Leap is enrolling patients in two clinical studies in patients with advanced solid tumors to assess the safety, pharmacokinetics, pharmacodynamics, and efficacy of TRX518 when dosed at various dose levels and frequencies.
"GITR is emerging as an important target in regulating anti-tumor immune responses. Preclinical studies have shown that agonist anti-GITR antibodies can modulate inhibitory and stimulatory signals, which may potentiate anti-cancer immune responses," commented Jedd Wolchok, M.D., Ph.D., Chief of Melanoma and Immunotherapeutics Service at Memorial Sloan Kettering Cancer Center and the principal investigator in Leap’s TRX518 study.
About TRX518
TRX518 is a humanized aglycosyl IgG1 monoclonal antibody with agonist activity targeting GITR. TRX518 has been shown to bind and activate GITR through bivalent binding to the receptor.
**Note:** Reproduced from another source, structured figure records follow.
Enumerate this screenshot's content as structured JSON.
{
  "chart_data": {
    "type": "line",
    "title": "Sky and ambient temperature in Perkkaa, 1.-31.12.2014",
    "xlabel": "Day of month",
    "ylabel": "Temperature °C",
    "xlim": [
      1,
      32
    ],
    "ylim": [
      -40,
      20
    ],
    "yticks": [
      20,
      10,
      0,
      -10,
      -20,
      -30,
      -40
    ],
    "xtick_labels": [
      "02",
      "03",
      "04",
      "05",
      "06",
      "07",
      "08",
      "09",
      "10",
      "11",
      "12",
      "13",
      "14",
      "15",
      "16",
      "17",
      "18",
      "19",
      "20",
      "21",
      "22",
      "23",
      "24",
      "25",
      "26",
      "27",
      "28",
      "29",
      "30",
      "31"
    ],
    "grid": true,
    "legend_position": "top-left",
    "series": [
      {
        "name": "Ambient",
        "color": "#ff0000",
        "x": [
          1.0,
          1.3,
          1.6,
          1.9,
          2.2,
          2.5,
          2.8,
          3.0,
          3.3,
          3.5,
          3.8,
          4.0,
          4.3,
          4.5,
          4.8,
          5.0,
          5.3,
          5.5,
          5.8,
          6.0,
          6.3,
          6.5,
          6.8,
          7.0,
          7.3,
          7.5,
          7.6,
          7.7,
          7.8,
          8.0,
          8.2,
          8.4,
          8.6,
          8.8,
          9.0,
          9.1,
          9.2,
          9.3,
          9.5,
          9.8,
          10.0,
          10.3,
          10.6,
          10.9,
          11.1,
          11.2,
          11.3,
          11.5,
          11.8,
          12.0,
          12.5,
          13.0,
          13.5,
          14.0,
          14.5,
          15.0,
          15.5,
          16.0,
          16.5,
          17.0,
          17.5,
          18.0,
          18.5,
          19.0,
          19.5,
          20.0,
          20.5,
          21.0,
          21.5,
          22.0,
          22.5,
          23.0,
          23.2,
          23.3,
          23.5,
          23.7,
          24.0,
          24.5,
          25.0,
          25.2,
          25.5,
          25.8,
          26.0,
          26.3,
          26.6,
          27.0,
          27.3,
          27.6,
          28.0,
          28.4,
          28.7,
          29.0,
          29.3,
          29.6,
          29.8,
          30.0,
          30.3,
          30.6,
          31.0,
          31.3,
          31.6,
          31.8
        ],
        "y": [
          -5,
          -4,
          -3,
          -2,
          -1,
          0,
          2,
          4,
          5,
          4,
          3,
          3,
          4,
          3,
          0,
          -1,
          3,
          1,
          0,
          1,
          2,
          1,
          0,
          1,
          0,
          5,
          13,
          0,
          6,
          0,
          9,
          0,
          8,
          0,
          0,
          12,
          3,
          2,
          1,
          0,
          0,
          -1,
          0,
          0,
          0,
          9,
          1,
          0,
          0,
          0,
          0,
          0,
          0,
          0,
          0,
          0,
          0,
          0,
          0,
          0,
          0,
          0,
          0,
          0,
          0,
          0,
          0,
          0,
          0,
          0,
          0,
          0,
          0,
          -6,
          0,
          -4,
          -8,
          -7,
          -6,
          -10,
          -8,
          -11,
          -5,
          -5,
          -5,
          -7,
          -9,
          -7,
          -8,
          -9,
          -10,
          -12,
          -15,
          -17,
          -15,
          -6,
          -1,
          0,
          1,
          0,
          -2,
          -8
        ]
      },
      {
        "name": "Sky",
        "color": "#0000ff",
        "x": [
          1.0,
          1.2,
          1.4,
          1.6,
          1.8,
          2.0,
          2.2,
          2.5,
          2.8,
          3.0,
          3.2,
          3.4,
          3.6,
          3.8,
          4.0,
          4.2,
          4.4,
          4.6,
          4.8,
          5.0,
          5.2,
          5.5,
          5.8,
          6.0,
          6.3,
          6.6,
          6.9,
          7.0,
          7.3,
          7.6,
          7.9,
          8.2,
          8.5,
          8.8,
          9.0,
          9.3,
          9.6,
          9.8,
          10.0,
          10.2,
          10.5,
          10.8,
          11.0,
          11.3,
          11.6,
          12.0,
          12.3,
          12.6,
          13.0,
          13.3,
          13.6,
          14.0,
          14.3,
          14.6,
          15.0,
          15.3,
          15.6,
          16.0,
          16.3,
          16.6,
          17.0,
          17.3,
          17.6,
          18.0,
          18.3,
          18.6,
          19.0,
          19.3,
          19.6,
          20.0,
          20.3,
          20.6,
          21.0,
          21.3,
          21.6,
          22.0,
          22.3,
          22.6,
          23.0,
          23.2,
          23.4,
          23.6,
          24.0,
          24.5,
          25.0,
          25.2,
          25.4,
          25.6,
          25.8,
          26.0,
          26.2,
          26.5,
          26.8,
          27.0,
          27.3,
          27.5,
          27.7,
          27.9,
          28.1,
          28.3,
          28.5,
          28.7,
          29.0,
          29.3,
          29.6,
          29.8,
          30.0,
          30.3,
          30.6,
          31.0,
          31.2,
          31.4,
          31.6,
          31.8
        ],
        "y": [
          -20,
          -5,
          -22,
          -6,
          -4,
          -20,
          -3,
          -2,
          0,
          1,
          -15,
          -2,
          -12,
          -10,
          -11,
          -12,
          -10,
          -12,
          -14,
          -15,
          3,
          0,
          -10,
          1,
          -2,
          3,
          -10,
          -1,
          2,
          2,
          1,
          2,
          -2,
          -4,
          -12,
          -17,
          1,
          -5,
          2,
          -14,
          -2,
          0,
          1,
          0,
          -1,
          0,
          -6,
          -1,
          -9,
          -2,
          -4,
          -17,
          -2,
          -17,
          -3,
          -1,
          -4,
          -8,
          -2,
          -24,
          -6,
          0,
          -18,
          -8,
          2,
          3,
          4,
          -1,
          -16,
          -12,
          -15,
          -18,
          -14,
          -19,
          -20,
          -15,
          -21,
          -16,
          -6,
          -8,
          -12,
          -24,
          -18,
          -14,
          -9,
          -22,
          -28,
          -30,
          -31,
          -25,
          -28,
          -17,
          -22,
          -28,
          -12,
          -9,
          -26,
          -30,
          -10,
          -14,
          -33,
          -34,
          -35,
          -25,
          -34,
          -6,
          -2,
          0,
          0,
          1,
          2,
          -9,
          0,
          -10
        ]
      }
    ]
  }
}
TRX518 was engineered to remove Fc-receptor interactions to prevent complement-mediated cytolysis and antibody-mediated depletion of leukocytes expressing GITR. TRX518 surrogate antibodies have been effective in preclinical animal models, prolonging survival or enhancing immune responses when combined with chemotherapeutics and checkpoint inhibitors.